We've done some work like T279100 to make sure other items on the job queue continue to make progress while ffmpeg is in that state, but there can be other effects of getting into this situation: this weekend, we were alerted because (due to CPU starvation) the videoscalers stopped answering health checks from Icinga, and presumably also from LVS.

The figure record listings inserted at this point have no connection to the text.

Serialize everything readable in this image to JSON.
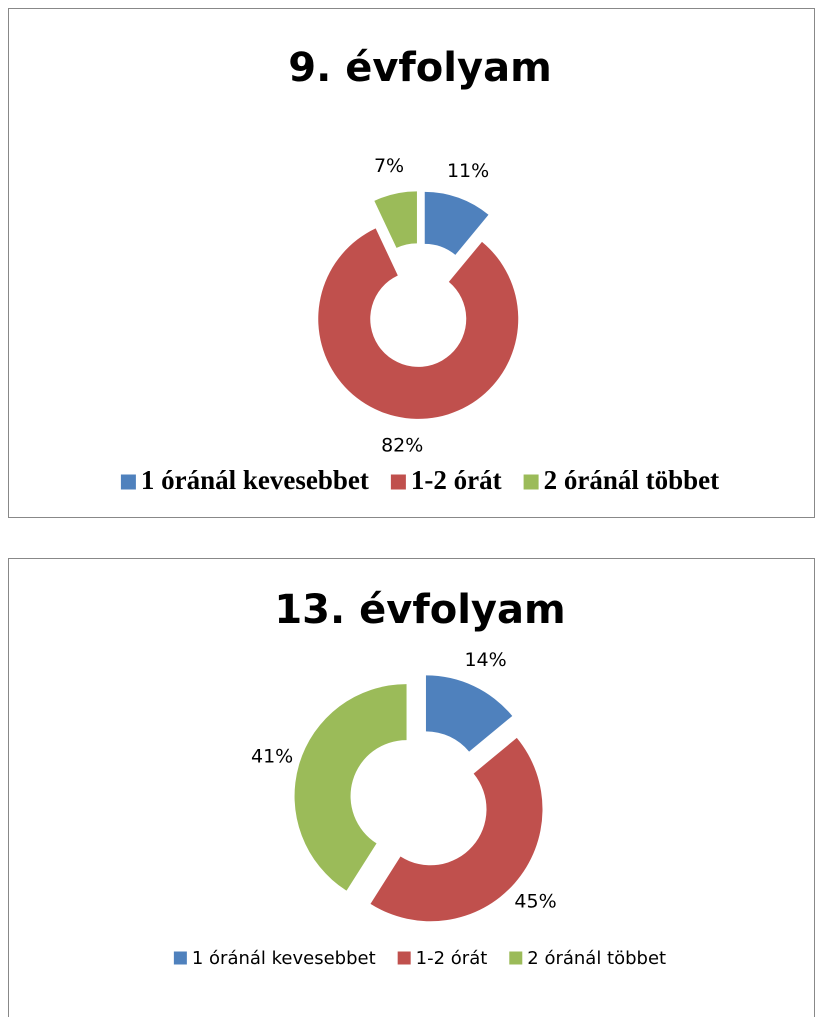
{
  "chart_data": [
    {
      "type": "doughnut",
      "title": "9. évfolyam",
      "categories": [
        "1 óránál kevesebbet",
        "1-2 órát",
        "2 óránál többet"
      ],
      "values": [
        11,
        82,
        7
      ],
      "value_labels": [
        "11%",
        "82%",
        "7%"
      ],
      "colors": [
        "#4f81bd",
        "#c0504d",
        "#9bbb59"
      ],
      "legend": "bottom"
    },
    {
      "type": "doughnut",
      "title": "13. évfolyam",
      "categories": [
        "1 óránál kevesebbet",
        "1-2 órát",
        "2 óránál többet"
      ],
      "values": [
        14,
        45,
        41
      ],
      "value_labels": [
        "14%",
        "45%",
        "41%"
      ],
      "colors": [
        "#4f81bd",
        "#c0504d",
        "#9bbb59"
      ],
      "legend": "bottom"
    }
  ]
}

We got a number of flapping IRC alerts like this:
<icinga-wm> PROBLEM - PHP7 jobrunner on mw1446 is CRITICAL: CRITICAL - Socket timeout after 10 seconds https://wikitech.wikimedia.org/wiki/Jobrunner <icinga-wm> PROBLEM - PHP7 rendering on mw1446 is CRITICAL: CRITICAL - Socket timeout after 10 seconds https://wikitech.wikimedia.org/wiki/Application_servers/Runbook%23PHP7_rendering
and paged a handful of times over the course of the weekend:
<icinga-wm> PROBLEM - LVS videoscaler eqiad port 443/tcp - Videoscaler LVS interface -https-. videoscaler.svc.eqiad.wmnet IPv4 #page on videoscaler.svc.eqiad.wmnet is CRITICAL: CRITICAL - Socket timeout after 10 seconds https://wikitech.wikimedia.org/wiki/LVS%23Diagnosing_problems
This is partly a monitoring issue; those machines were still getting work done, even if they weren't responsive to Icinga, so there was nothing substantive to fix. But the only remedy was to downtime the LVS alert, which leaves us blind to real problems. On top of the monitoring problem, if LVS health checks were also missed, that would've affected load balancing and slowed down queue processing. (I haven't checked logs for a smoking gun but I think this did happen; at one point I happened to notice a host's CPU usage drop to 0%, probably because LVS marked it down.)
In the long run, we'll improve this situation a lot by moving to Kubernetes so that resource allocations are more elastic, and we can sustain sudden spurts in load like this. Until then our current cluster is the right size for normal operation, and we shouldn't throw hardware at the problem by provisioning the system for this rare spike condition. Instead (at least in this task) I want to focus on making sure the videoscalers continue to respond to health checks while under load.
As a starting point: @jhathaway noted that we're running ffmpeg at niceness -19, which is quite assertive; raising that value might be an easy way to relieve the pressure. I don't have historical context for why it is that way, but if we can change it safely, it might be a good first step.